El citado artículo diecinueve de dicho ordenamiento internacional estatuye: “Todo individuo tiene derecho a la libertad de opinión y de expresión; este derecho incluye el no ser molestado a causa de sus opiniones, el de investigar y recibir informaciones y opiniones, y el de difundirlas, sin limitación de fronteras, por cualquier medio de expresión.”

 

Por lo que corresponde a la legislación de nuestro país, el artículo 6 de la Constitución Política de los Estados Unidos Mexicanos, en su párrafo primero refiere de manera clara los límites a la libertad de expresión al ordenar lo siguiente: “La manifestación de las ideas no será objeto de ninguna inquisición judicial o administrativa, sino en el caso de que ataque a la moral, la vida privada o los derechos de terceros, provoque algún delito, o perturbe el orden público; el derecho de réplica será ejercido en los términos dispuestos por la ley.
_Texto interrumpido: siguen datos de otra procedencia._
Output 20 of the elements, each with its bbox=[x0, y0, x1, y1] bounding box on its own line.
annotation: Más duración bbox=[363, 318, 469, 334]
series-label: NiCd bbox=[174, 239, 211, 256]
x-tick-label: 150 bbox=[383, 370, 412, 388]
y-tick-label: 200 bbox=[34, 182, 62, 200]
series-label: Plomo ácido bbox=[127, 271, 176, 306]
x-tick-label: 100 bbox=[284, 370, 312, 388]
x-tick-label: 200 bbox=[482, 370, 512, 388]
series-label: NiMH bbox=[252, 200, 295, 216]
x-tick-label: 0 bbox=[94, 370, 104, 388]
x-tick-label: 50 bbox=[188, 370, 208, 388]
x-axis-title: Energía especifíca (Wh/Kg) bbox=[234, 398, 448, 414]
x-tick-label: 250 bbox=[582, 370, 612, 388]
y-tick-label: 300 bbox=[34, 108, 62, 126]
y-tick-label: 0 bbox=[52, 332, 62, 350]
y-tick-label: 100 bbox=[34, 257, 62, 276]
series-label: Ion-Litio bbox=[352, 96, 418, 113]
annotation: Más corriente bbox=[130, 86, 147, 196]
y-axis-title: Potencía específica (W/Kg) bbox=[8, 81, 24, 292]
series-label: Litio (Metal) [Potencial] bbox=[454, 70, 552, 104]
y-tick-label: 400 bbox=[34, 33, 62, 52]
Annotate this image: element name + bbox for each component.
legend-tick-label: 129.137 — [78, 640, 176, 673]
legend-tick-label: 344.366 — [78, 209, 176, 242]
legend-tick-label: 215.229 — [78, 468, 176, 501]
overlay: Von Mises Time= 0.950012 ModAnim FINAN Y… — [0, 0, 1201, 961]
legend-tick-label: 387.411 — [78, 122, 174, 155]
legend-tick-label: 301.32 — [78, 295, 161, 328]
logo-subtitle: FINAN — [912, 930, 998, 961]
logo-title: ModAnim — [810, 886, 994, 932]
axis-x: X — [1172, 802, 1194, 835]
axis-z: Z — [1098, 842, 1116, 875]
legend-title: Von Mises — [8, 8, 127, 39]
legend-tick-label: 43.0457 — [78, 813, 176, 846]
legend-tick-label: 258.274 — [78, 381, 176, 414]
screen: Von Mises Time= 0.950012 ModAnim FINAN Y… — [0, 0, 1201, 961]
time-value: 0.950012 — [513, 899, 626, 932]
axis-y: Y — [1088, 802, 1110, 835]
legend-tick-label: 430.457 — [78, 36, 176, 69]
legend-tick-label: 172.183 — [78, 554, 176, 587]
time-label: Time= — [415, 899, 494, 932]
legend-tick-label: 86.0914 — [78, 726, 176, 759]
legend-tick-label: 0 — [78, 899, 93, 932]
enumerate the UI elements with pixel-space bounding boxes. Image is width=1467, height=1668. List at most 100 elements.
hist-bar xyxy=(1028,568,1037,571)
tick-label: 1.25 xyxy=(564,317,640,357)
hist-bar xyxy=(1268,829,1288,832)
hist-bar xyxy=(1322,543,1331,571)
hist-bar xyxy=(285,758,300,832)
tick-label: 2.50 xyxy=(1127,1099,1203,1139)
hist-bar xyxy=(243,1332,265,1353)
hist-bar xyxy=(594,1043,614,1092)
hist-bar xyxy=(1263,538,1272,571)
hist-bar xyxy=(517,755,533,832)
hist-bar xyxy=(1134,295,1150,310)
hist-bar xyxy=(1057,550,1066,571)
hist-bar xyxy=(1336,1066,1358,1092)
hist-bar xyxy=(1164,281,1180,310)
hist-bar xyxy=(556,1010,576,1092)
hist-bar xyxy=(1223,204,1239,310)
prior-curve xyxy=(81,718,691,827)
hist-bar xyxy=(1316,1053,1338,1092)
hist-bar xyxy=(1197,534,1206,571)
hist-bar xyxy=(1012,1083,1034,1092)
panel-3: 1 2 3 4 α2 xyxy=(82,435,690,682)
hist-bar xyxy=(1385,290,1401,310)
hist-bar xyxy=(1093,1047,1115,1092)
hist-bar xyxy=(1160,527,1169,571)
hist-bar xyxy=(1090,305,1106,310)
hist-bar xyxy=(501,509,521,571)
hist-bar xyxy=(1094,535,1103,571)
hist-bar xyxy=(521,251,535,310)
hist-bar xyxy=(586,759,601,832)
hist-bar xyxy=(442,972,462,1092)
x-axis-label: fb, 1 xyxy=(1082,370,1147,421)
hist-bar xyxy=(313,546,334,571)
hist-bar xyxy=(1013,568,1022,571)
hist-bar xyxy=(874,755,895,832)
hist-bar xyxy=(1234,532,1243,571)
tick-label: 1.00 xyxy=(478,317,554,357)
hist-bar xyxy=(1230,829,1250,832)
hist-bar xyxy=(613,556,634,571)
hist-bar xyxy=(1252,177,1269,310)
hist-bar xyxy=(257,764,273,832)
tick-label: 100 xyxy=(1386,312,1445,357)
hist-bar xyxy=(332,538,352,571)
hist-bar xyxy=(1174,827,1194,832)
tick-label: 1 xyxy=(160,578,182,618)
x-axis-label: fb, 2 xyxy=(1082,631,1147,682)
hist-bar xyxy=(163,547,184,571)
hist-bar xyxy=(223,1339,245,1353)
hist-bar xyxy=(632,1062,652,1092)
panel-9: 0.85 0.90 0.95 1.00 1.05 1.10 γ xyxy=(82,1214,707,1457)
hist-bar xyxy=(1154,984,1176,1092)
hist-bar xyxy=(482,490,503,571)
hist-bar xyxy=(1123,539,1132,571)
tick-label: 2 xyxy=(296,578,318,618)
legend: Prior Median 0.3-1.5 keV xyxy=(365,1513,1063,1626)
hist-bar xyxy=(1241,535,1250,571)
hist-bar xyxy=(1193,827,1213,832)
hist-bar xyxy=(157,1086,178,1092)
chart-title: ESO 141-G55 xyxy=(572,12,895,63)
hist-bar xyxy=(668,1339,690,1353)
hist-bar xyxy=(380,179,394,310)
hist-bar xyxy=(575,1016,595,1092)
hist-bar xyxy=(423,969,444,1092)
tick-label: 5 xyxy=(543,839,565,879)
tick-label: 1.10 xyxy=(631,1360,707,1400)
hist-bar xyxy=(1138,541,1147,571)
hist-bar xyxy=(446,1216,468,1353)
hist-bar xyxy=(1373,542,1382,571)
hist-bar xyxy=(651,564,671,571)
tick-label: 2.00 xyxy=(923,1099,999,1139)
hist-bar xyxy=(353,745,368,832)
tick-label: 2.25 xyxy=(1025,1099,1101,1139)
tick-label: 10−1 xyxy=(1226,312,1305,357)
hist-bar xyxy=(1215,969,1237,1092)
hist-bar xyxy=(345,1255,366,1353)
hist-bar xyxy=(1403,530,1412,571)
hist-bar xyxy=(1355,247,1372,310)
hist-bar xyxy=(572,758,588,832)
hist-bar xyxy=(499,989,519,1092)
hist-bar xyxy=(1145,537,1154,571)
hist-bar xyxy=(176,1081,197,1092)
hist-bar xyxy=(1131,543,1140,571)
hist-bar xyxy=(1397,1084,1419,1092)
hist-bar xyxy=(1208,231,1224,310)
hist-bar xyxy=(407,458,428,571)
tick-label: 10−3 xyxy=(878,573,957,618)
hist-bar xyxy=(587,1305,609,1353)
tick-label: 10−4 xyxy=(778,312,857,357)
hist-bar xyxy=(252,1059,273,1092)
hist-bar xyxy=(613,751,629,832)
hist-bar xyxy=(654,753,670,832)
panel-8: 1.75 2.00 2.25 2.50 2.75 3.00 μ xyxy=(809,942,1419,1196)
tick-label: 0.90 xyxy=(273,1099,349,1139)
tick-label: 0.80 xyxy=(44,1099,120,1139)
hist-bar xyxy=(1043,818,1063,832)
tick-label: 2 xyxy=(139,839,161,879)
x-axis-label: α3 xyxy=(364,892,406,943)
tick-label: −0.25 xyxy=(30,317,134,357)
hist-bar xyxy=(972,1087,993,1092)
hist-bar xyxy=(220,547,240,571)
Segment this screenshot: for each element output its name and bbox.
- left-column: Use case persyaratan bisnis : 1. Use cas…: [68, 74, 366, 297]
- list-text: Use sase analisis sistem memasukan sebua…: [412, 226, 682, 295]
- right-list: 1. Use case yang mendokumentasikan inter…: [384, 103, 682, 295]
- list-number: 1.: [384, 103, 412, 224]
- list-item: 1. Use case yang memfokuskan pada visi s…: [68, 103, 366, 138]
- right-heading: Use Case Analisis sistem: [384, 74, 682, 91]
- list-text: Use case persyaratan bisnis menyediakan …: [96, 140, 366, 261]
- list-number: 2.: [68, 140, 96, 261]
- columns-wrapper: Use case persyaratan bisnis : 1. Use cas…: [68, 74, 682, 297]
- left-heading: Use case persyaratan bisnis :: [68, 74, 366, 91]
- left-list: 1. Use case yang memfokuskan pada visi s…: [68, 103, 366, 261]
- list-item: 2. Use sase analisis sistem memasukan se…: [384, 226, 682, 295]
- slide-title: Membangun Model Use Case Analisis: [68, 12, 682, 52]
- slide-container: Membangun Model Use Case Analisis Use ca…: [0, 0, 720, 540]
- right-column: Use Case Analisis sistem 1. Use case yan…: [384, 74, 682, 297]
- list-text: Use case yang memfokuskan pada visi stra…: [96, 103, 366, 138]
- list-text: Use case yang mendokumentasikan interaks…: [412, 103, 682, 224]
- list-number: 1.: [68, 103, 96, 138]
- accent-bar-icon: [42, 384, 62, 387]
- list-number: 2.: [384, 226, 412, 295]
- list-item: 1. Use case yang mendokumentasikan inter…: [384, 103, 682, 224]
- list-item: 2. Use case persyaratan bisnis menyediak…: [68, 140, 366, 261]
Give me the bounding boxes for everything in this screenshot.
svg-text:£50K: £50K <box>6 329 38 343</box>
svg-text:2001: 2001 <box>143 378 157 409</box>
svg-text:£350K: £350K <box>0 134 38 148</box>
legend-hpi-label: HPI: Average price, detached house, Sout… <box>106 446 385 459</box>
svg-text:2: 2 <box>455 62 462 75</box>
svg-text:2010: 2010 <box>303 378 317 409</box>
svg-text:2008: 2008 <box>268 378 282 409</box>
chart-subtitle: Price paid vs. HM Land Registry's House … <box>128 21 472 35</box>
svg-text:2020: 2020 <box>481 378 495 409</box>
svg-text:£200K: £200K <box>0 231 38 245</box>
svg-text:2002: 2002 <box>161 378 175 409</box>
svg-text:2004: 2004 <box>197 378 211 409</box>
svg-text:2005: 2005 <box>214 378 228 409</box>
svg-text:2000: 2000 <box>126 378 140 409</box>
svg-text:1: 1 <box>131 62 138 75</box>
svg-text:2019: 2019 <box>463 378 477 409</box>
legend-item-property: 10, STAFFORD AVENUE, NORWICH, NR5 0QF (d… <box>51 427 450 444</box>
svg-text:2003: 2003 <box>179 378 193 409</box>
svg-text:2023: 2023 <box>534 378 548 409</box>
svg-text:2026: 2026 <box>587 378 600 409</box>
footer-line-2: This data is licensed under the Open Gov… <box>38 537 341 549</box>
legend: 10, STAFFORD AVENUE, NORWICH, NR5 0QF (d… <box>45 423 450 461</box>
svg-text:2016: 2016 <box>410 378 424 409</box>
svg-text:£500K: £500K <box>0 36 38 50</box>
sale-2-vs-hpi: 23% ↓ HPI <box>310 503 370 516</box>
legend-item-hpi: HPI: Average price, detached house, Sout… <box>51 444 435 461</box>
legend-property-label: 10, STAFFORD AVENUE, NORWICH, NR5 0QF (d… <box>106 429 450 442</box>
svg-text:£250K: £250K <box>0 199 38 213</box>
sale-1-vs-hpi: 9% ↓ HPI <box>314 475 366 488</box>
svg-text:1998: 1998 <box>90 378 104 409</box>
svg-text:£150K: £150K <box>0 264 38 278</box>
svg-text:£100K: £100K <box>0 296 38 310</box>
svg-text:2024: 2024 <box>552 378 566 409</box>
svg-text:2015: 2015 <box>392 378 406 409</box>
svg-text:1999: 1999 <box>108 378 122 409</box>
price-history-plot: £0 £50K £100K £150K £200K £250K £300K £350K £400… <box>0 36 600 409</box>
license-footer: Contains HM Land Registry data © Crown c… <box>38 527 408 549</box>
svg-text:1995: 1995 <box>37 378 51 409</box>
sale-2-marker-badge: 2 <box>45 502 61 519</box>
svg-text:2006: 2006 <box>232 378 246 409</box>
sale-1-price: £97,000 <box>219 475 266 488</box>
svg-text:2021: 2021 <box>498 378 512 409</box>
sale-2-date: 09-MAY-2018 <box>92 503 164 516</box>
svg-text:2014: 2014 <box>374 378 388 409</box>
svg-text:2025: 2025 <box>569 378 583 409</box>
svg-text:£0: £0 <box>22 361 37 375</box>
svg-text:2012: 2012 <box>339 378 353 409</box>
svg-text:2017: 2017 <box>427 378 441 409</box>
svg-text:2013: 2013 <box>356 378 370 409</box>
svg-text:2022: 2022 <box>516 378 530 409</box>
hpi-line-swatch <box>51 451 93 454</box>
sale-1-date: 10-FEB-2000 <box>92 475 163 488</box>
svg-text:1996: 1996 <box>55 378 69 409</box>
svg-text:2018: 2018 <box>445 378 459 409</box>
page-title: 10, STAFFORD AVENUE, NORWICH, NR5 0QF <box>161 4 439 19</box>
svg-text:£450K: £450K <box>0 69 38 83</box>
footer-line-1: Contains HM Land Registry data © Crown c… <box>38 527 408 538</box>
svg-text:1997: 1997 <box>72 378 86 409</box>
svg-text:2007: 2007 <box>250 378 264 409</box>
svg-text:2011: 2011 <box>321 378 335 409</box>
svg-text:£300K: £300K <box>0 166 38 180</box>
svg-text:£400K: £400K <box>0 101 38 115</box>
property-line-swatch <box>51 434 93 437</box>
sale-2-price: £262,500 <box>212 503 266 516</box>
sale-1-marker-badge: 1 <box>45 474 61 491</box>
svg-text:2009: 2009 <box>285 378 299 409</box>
El derecho a la información será garantizado por el Estado.”

 

De lo analizado, podemos concluir que –al menos en México- aunque la libertad de expresión y la libertad de difusión son derechos correlativos o concomitantes, porque la libertad de expresarse conlleva la libertad de difundir lo expresado, dicha libertad de difusión no debe entenderse como un derecho ilimitado para publicar cualquier contenido de carácter verbal o escrito, y mucho menos de naturaleza gráfica, sino solo aquellos que no contravengan a la moral, la vida privada, los derechos de terceros o el interés público. En virtud de lo expuesto debe comprenderse que la libertad de expresión no da derecho a una absoluta libertad -o libertinaje- de difusión; por ello es obvio deducir que en esto radica el espíritu de la iniciativa legal a la que sus detractores, en forma despectiva, injusta y premeditada, han denominado con el doloso calificativo de “Ley Mordaza”.